Il Sole 24 Ore

PROTEGGERE L’UOMO E IL BENE COMUNE

- Nunzio Galantino

La parola potere - utilizzata sia come sostantivo sia come verbo - è riconducib­ile al verbo latino poteo nella forma arcaica dell’infinito posse, che sta per pot-se; a sua volta, forma contratta di potis-esse (che può, che domina, che ha forza, che esercita autorità, che ha facoltà). Il potere indica quindi l’oggettiva capacità o possibilit­à di agire, di fare qualcosa. Suggestiva, per certi versi, ma di grande importanza può risultare una integrazio­ne apportata da alcuni etimologi. Questi fanno notare che la parola potere porta con sé la radice pa, che rimanda all’atto del proteggere, oltre che del dominare. Alla luce di questa annotazion­e, il potere va esercitato proteggend­o e accompagna­ndo progetti, persone, storie e relazioni.

Sappiamo però che non sempre questo avviene. E non è detto che il potere esercitato con la violenza, quella fisica, sia l’unico e il più deplorevol­e. Quanti drammi personali sono frutto dell’esercizio del potere morale o di persuasion­e esercitato da persone senza scrupoli e attenti solo a soddisfare le proprie voglie e a raggiunger­e i propri scopi! Questo modo di esercitare il potere è il più pericoloso perché è il più subdolo. Tenendo presente che «il potere può distrugger­e se separato dal servizio» (papa Francesco).

Lingue più ricche di vocaboli mettono in luce ancora di più la polisemant­icità della parola potere. Nella lingua tedesca, ad esempio, si parla di potere ricorrendo a tre termini, con significat­i di fatto molto diversi tra loro: Macht è il potere/potenza, Herrschaft è il potere/signoria e Gewalt che, a seconda dei casi, può significar­e anche violenza.

L’intera storia del pensiero occidental­e si è misurata con la polisemant­icità della parola potere arrivando a distinguer­e il potere come dominium (potere esercitato sulle cose) dal potere come imperium (potere esercitato sulle persone), il potere/potestas (potere giuridico) ed il potere/auctoritas (potere simbolico).

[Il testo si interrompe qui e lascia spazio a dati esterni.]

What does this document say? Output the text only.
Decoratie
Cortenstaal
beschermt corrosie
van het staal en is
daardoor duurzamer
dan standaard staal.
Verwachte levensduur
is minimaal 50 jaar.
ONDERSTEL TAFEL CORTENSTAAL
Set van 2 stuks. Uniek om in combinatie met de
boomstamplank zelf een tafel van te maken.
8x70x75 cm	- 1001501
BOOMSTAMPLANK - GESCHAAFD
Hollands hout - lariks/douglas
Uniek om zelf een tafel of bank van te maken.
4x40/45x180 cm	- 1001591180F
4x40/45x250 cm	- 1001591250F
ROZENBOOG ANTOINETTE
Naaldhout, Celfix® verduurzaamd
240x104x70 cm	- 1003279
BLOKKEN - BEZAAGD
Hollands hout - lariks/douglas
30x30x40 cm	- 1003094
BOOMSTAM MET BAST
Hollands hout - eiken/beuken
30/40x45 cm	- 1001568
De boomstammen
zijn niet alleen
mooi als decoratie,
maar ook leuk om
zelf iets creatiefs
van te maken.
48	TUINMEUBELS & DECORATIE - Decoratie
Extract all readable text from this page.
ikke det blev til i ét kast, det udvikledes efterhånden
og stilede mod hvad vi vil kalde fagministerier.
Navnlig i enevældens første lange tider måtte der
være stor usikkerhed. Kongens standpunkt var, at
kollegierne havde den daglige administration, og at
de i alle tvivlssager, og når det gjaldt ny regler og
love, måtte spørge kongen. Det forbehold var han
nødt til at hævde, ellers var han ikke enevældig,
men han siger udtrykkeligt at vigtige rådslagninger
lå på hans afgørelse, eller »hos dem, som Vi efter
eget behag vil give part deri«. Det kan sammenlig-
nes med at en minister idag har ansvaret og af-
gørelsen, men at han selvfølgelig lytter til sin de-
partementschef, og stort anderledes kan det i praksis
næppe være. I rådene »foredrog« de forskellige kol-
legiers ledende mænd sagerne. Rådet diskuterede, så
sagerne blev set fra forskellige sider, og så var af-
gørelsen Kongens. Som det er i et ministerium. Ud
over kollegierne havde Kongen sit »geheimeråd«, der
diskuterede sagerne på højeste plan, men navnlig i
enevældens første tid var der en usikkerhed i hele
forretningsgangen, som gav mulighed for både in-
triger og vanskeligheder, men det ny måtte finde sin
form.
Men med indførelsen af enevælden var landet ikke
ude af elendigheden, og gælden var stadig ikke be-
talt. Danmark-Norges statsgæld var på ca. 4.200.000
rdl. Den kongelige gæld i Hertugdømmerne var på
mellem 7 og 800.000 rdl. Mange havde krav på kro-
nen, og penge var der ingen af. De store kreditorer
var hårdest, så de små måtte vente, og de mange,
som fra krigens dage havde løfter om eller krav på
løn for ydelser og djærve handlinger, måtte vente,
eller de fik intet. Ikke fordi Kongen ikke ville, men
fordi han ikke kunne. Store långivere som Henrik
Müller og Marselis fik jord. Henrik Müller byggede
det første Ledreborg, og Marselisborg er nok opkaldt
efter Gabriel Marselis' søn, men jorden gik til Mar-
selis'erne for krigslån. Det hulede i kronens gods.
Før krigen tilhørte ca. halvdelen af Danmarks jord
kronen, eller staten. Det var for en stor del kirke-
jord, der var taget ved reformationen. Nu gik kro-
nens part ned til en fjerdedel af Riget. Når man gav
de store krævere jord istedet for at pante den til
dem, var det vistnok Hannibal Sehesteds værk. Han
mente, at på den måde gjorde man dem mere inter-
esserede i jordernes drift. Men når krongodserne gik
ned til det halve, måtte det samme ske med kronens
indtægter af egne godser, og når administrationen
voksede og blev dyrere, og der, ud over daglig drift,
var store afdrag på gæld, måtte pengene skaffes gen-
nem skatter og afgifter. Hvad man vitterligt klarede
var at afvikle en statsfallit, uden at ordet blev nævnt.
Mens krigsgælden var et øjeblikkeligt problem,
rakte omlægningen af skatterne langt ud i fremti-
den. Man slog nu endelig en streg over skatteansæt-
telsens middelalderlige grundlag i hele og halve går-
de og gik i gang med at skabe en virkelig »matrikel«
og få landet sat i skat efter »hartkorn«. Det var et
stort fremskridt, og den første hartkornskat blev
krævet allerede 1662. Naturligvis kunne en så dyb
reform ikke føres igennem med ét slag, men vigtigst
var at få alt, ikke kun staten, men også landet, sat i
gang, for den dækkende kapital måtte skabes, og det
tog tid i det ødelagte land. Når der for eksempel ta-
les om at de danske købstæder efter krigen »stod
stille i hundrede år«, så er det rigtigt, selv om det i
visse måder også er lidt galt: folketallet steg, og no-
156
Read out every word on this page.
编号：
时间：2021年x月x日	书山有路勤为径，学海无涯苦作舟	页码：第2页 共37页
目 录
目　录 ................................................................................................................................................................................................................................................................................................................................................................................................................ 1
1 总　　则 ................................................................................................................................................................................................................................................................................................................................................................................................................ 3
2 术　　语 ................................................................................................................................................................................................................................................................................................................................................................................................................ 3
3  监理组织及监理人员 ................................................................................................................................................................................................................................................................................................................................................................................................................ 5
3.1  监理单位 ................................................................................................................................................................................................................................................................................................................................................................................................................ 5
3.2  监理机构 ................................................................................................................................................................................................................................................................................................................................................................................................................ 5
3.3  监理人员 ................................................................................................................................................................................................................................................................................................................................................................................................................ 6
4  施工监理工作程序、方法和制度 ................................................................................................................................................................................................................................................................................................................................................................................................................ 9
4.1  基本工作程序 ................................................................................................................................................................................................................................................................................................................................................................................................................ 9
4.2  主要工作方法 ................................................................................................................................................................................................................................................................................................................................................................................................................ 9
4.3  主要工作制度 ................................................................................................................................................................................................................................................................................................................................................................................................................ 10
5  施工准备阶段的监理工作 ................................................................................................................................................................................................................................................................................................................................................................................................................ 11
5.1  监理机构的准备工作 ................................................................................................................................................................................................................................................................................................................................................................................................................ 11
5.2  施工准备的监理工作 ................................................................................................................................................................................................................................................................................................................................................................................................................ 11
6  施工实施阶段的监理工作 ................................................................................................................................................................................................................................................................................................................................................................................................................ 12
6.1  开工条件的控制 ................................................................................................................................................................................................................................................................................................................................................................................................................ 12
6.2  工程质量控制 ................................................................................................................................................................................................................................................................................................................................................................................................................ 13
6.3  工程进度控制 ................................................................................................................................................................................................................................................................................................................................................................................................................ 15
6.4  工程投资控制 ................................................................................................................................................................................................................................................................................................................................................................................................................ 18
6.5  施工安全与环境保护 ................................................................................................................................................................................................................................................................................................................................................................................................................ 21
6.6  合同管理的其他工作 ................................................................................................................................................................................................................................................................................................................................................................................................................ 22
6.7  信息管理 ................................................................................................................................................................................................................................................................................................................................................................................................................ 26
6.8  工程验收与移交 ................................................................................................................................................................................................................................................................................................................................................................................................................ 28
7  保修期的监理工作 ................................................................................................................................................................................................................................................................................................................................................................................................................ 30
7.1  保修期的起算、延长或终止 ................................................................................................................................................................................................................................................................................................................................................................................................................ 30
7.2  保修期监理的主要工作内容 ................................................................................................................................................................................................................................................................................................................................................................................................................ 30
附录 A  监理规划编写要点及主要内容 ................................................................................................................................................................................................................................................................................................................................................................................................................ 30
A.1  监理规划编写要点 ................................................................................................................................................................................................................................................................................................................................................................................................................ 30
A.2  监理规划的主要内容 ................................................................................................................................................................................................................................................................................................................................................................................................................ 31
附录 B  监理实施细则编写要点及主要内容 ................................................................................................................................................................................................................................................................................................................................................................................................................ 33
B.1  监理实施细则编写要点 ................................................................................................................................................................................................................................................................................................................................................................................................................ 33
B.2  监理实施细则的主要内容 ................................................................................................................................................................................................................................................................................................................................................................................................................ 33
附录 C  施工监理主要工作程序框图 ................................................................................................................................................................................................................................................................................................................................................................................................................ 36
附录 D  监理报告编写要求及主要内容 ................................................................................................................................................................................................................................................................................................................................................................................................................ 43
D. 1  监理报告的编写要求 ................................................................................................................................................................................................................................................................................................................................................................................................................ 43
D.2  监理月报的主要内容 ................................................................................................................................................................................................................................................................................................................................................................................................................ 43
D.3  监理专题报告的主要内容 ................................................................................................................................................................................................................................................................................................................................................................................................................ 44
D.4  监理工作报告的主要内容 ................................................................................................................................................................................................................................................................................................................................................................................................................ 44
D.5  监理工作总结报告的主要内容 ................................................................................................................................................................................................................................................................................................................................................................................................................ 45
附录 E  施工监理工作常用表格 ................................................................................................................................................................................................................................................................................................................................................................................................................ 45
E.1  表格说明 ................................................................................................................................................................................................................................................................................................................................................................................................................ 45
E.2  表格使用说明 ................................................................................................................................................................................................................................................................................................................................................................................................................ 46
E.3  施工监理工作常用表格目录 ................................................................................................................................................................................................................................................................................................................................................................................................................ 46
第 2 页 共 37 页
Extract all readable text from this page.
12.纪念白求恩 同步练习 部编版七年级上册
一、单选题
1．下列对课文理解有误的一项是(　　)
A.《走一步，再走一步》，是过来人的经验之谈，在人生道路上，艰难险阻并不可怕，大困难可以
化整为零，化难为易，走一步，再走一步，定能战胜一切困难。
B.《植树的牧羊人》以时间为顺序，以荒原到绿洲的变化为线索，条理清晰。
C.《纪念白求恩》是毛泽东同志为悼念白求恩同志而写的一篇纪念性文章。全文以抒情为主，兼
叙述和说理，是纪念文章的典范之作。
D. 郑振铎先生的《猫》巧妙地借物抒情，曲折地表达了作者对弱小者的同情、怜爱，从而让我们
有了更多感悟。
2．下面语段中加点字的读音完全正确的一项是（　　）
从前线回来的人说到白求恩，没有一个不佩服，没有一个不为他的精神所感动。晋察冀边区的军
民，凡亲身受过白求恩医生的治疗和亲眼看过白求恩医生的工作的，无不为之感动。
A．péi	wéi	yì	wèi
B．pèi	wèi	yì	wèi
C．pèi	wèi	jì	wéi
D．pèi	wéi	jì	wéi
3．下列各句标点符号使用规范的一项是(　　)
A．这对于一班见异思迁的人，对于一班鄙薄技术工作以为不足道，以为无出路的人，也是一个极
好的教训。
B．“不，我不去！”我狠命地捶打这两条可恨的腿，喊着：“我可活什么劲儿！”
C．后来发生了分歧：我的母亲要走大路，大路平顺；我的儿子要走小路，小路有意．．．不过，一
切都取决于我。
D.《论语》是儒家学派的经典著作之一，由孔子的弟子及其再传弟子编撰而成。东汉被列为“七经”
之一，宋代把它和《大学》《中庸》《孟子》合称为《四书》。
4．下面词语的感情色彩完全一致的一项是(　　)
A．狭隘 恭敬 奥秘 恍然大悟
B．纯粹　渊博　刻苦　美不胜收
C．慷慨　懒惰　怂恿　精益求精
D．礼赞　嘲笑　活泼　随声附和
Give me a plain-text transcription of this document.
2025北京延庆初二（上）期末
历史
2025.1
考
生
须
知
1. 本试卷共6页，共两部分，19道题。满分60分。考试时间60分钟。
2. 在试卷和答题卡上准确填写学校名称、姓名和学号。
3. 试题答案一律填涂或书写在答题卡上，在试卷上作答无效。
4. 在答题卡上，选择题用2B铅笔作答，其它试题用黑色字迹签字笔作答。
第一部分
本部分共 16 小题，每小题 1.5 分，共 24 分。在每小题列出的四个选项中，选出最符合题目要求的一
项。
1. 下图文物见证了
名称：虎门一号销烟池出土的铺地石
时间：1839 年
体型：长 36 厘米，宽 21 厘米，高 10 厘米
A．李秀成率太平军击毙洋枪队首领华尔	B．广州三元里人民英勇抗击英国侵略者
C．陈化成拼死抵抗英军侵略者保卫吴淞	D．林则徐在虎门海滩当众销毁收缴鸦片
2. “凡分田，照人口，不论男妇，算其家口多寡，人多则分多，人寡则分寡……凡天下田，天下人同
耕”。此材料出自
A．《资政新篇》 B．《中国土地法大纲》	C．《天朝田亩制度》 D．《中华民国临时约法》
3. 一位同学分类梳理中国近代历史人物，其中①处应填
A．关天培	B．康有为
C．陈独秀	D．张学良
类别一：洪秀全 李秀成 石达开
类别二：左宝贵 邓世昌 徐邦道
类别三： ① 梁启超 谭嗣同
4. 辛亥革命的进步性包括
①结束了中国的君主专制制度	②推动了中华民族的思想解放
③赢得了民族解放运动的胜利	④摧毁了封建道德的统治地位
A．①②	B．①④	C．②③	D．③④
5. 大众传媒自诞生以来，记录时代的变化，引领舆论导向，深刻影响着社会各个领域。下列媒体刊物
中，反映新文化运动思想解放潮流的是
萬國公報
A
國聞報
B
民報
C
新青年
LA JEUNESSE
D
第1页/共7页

In ogni caso, non sono soltanto le circostanz­e esterne a definire contenuti e forme del potere. L’esercizio del potere è legato strettamen­te al soggetto o ai soggetti che l’esercitano, rendendo oltremodo vero quanto scriveva Platone: «L’umanità non potrà mai vedere la fine dei suoi guai fino a quando gli amanti della saggezza non arriverann­o a detenere il potere politico, ovvero i detentori del potere non diventeran­no amanti della saggezza». Il saggio al potere è in grado di evitare gli abusi (di natura economica, sociale, ecc.) e garantisce una vita collettiva equa. Saggio al potere è chi antepone il bene comune al proprio, inteso come bene di parte. Saggio al potere è chi dimostra – in ogni circostanz­a – di agire con responsabi­lità e cautela. La storia mostra in maniera sempre più evidente quanto rara sia la saggezza invocata da Platone e quanto difficile sia trovare dei saggi tra i governanti. È proprio vero che «non si può conoscere veramente la natura e il carattere di un uomo fino a che non lo si vede gestire il potere» (Sofocle)!